Des enseignants dénoncent une «fake news» de la ministre
Quand un étudiant n'est pas retenu dans la formation qu'il a demandée, l'université doit lui proposer des parcours d’accompagnement. Le gouvernement a également annoncé la mise en place de cours de mise à niveau pour les étudiants jugés le plus en difficulté.

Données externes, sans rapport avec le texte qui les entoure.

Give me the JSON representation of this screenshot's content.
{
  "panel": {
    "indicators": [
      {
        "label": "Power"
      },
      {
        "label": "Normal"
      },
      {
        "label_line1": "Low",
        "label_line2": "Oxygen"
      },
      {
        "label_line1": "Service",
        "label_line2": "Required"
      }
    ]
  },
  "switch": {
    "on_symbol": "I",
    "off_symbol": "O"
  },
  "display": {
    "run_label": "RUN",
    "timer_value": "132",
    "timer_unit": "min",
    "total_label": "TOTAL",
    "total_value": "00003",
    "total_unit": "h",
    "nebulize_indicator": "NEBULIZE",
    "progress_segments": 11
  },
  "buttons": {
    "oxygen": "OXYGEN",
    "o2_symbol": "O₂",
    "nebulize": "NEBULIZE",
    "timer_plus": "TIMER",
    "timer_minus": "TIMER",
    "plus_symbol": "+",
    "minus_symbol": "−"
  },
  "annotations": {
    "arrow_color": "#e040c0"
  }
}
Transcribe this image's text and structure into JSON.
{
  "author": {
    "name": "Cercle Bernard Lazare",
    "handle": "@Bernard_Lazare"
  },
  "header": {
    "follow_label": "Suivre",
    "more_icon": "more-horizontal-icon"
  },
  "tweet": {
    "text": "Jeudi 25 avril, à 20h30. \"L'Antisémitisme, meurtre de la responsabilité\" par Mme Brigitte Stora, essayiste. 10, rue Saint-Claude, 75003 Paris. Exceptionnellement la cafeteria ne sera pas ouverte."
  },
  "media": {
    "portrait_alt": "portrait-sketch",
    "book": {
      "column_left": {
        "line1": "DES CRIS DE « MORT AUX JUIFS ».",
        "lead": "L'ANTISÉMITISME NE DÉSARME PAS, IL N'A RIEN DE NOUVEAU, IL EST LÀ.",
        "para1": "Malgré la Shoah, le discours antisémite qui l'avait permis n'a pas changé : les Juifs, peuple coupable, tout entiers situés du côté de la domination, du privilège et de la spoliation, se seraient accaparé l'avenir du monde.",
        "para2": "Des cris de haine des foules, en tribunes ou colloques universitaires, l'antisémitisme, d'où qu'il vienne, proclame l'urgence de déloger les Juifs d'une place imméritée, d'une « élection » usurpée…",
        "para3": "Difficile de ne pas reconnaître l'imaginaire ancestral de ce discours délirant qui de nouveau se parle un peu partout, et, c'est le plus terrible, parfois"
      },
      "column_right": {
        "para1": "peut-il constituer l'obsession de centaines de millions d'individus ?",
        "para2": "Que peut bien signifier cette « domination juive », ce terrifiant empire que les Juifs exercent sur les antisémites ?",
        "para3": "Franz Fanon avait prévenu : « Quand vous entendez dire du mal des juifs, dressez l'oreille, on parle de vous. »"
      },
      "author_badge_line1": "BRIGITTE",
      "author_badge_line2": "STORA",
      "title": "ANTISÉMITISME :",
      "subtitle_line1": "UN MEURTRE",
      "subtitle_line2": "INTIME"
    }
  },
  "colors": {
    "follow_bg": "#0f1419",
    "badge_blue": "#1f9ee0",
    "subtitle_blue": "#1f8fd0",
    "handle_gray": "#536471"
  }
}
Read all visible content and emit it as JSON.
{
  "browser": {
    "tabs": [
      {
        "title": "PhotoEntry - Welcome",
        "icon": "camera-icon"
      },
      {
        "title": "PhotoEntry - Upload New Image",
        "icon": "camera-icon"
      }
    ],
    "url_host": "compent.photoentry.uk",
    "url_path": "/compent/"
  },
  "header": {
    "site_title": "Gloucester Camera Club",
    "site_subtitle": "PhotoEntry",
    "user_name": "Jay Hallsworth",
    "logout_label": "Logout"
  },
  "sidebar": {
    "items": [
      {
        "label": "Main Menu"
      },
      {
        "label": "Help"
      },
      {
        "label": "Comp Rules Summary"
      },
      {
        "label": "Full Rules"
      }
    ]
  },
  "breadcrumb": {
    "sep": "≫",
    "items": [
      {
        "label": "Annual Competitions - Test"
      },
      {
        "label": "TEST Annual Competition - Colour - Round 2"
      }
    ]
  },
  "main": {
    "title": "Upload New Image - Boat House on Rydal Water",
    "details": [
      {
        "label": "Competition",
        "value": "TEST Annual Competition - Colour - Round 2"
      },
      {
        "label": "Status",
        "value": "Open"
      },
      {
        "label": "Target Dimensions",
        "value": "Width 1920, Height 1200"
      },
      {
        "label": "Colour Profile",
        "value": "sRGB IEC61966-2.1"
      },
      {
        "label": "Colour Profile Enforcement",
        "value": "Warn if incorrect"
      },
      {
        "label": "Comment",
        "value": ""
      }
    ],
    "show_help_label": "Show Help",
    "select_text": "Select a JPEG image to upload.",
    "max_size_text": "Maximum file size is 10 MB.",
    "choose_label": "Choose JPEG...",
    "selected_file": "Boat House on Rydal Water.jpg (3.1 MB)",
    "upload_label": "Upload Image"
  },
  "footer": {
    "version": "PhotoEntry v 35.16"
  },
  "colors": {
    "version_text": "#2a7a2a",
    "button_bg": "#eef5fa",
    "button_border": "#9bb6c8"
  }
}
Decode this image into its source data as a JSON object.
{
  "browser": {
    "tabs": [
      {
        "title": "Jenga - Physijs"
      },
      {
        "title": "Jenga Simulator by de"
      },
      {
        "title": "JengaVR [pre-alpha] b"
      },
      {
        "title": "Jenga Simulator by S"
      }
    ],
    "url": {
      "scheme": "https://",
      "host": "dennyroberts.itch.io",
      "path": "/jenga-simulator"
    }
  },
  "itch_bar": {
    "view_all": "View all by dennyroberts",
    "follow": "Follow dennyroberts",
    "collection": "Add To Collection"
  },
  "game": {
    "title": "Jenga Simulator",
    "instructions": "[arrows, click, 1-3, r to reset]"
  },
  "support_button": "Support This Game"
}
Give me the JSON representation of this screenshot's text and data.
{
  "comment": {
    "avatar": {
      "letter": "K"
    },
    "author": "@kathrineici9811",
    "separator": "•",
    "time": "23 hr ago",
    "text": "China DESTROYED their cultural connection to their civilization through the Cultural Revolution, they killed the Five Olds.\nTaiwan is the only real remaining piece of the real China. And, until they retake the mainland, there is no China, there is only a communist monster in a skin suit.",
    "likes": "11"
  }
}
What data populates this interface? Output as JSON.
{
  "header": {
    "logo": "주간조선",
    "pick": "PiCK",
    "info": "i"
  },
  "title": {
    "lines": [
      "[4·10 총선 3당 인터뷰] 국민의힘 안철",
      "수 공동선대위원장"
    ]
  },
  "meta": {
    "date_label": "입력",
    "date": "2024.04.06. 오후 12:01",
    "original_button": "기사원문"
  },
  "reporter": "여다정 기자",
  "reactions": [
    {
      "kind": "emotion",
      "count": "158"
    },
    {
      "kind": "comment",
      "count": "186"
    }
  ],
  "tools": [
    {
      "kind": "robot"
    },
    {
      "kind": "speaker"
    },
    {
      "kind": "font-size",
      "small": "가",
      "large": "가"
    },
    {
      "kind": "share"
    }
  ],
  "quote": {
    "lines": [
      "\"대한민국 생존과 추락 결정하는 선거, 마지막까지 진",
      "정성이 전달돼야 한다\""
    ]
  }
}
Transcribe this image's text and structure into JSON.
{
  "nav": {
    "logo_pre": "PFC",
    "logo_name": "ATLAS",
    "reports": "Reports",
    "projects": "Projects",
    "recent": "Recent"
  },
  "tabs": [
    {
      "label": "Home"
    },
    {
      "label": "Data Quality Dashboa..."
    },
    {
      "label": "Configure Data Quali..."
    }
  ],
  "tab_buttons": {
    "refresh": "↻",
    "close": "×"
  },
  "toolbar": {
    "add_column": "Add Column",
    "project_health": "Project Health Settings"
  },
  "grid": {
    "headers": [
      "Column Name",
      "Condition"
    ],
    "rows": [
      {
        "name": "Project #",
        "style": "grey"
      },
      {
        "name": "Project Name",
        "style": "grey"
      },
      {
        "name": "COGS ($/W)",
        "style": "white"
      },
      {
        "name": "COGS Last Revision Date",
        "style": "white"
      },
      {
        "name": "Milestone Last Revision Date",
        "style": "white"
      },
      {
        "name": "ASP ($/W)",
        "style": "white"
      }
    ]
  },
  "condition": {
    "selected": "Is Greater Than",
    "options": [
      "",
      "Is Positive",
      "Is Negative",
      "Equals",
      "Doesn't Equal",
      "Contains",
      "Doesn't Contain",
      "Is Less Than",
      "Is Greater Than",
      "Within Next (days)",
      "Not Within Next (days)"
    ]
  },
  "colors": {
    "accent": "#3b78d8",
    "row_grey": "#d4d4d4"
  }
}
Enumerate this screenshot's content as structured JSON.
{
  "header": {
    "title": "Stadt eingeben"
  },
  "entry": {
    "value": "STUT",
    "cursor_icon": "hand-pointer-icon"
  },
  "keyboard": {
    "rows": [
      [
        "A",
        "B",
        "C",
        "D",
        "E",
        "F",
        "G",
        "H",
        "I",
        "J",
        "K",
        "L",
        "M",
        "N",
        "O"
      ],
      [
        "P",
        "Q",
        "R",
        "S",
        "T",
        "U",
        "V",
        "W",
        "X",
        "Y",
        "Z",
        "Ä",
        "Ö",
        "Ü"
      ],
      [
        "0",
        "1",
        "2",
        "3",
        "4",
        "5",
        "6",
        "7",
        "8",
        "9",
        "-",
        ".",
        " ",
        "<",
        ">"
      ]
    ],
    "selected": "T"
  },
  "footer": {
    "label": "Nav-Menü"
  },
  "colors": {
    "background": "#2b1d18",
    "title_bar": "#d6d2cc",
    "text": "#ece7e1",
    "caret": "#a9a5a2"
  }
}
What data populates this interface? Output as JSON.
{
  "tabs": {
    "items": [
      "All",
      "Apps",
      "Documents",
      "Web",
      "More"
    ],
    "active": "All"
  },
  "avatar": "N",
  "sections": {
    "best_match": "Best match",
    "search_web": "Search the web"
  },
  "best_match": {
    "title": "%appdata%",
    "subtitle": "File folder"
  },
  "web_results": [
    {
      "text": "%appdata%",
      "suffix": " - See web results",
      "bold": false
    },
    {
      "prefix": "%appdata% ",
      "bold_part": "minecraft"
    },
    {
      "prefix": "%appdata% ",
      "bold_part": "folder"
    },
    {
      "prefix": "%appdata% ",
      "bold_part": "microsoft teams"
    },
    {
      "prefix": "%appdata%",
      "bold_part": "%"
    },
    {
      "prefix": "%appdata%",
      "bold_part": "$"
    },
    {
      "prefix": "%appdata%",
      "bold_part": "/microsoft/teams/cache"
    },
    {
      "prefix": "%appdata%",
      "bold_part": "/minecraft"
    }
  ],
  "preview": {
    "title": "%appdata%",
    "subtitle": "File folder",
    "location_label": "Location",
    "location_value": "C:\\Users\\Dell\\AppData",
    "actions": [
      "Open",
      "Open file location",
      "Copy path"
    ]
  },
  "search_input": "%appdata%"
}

Dans une tribune à France Info publiée le 10 avril, 425 enseignants dénonçaient «une sélection hypocrite», relevant le fait que les responsables gouvernementaux refusent d'utiliser le terme de «sélection». Les signataires de cette tribune se demandent avec quels moyens le gouvernement compte mettre ce projet en place et ne mâchent pas leurs mots, fustigeant un effet d'annonce : «L'affirmation récente de Frédérique Vidal, ministre de l'Enseignement supérieur, qui évoque un milliard d'euros destiné à la refonte du premier cycle est une "fake news", c'est-à-dire, en réalité et en français, de la propagande. Un milliard d'euros représente 7,5% du budget total 2018 de l'Enseignement supérieur (13,4 milliards d'euros). Une dotation supplémentaire d'un milliard d'euros, rien que pour le premier cycle, devrait être largement visible, ce qui n'est pas le cas. Et, à notre connaissance, aucune loi rectificative du budget n'est annoncée.»
Cette tribune a depuis été convertie en pétition initiée par des «universitaires» et a recueilli plus de 7 000 signatures.
La Conférence des présidents d’université soutient la réforme
Des outils très efficaces pour réduire les inégalités sociales à l’entrée de l’enseignement supérieur
Dans une lettre aux présidentes et présidents d'université publiée le 9 avril, Gilles Roussel, président de la Conférence des présidents d’université (CPU), tient à «ne pas laisser les seuls opposants communiquer et très souvent propager des contre-vérités sur cette réforme» qu'il approuve. Il a réaffirmé tout son soutien à «[ses] collègues dont les sites sont actuellement occupés et à ceux qui font tout leur possible pour que ce ne soit pas le cas». Pour Gilles Roussel, en aucun cas cette loi n'opère une sélection. Réaffirmant son attachement au fait que tous les étudiants puissent accéder à l'enseignement supérieur, il a assuré que «l’étude du parcours antérieur de l’élève et un accompagnement adapté en première année sont potentiellement des outils très efficaces pour réduire les inégalités sociales à l’entrée de l’enseignement supérieur et donner les meilleures chances de réussite à tous». Une vision très opposée à celle de Jean-Luc Mélenchon, qui a déclaré : «La liberté de choisir les études que l'on fait se confond avec la liberté de choisir sa vie et c'est contre cela que vous allez.»
Le bras de fer qui oppose le gouvernement à ce mouvement social estudiantin dure depuis plusieurs semaines. Chaque camp se dit déterminé à aller jusqu'au bout. La coordination nationale étudiante (CNE) a appelé à manifester le 14 avril et à se «joindre à la journée nationale de grève du 19 avril», proposée par la CGT.